Por trás de tudo, vigora uma concepção insana que domina o mundo, liderada pelos EUA: esforço febril para reduzir custos e aumentar eficiência.
Diante de toda essa complexidade, o empresariado brasileiro e, em especial, o paulista, está tentando vender a idéia simplória de que, se os juros caírem, o emprego voltará automaticamente a crescer. Na melhor da hipóteses, é uma meia-verdade ou, se preferir, uma meia-mentira.
Já que a Fiesp está tão sensível à questão social e acredita no efeito tão gigantesco dos juros, deveria assinar um acordo com o governo e trabalhadores: baixados os juros, eles se comprometeriam a manter o nível de emprego, tornando mais criteriosa a introdução de novas tecnologias.
PS - É claro que, diante dessa proposta, eles vão rir da minha cara.
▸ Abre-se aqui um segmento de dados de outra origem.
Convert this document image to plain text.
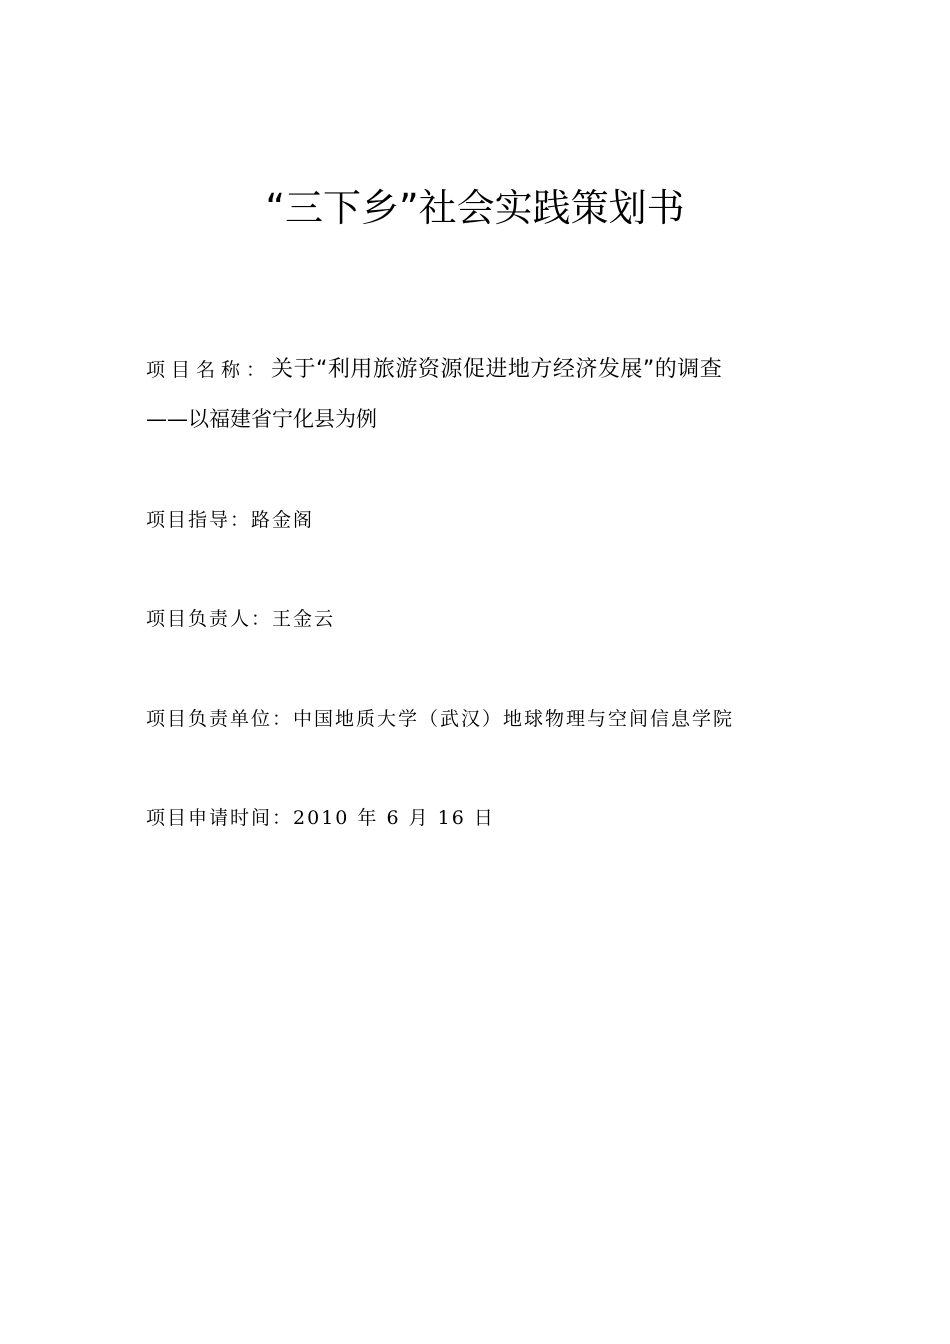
“三下乡”社会实践策划书
项目名称：关于“利用旅游资源促进地方经济发展”的调查
——以福建省宁化县为例
项目指导：路金阁
项目负责人：王金云
项目负责单位：中国地质大学（武汉）地球物理与空间信息学院
项目申请时间：2010 年 6 月 16 日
É exatamente o que faço quando eles dizem que estão profundamente preocupados com a questão social. Pelo menos aí estamos empatados.

O desemprego afeta mais duramente a juventude, jogando-a na marginalidade. Daí o berço para a delinquência e o tráfico de drogas -o que acaba, óbvio, se refletindo na produção cultural. Com a sua sequência de filmes sobre violência, o cineasta Spike Lee está tomando o lugar de Woody Allen como representante do modo de sentir e pensar em Nova York. Um dos principais temas da vida cultural de Nova York é "Clokers", o último filme de Spike Lee.
Questionado, ele diz que, entre os filmes de que mais gostou, está "Pixote", de Hector Babenco.

Como o assunto é emprego, duas boas notícias para o Rio:
1) Uma equipe do Morgan Stanley, um dos maiores bancos de investimento do mundo, faz esta semana uma rodada na Europa. Quer atrair investidores a jogar dinheiro no Brasil. Um dos destaques da apresentação é o que eles chamam de "renascimento do Rio", devido aos novos investimentos.
2) A cantora Madonna virou propagandista da cidade, num estímulo ao turismo. Diz sempre que nunca viu tantos homens bonitos como no Rio. Até aqui, a propaganda está surtindo efeito na clientela gay, um dos ricos ramos do turismo dos Estados Unidos. Se a moda pegar apenas junto aos homossexuais de Nova York e de San Francisco, o governador Marcello Alencar pode comemorar como se tivesse uma fábrica da Volks instalada por mês -e com a vantagem de que não precisa dar nada para atrair esses dólares.

Recebi protestos -um deles enviado pelo ombudsman- contra nota publicada na coluna de domingo passado sobre palestra do brasilianista Thomas Skidmore na Universidade de Columbia. Ali, fiz comentários sobre a vida íntima do presidente Fernando Henrique Cardoso. Apenas me limitei ao registro.
Por que não deveria publicar? Afinal, Skidmore é um dos mais famosos brasilianistas, falava numa das mais importantes faculdades do mundo para uma platéia extremamente seleta, muitos deles do sistema financeiro.
De duas, uma: ou Columbia pára de convidar Skidmore ou ele pára de falar em público sobre casos extraconjugais de Fernando Henrique Cardoso.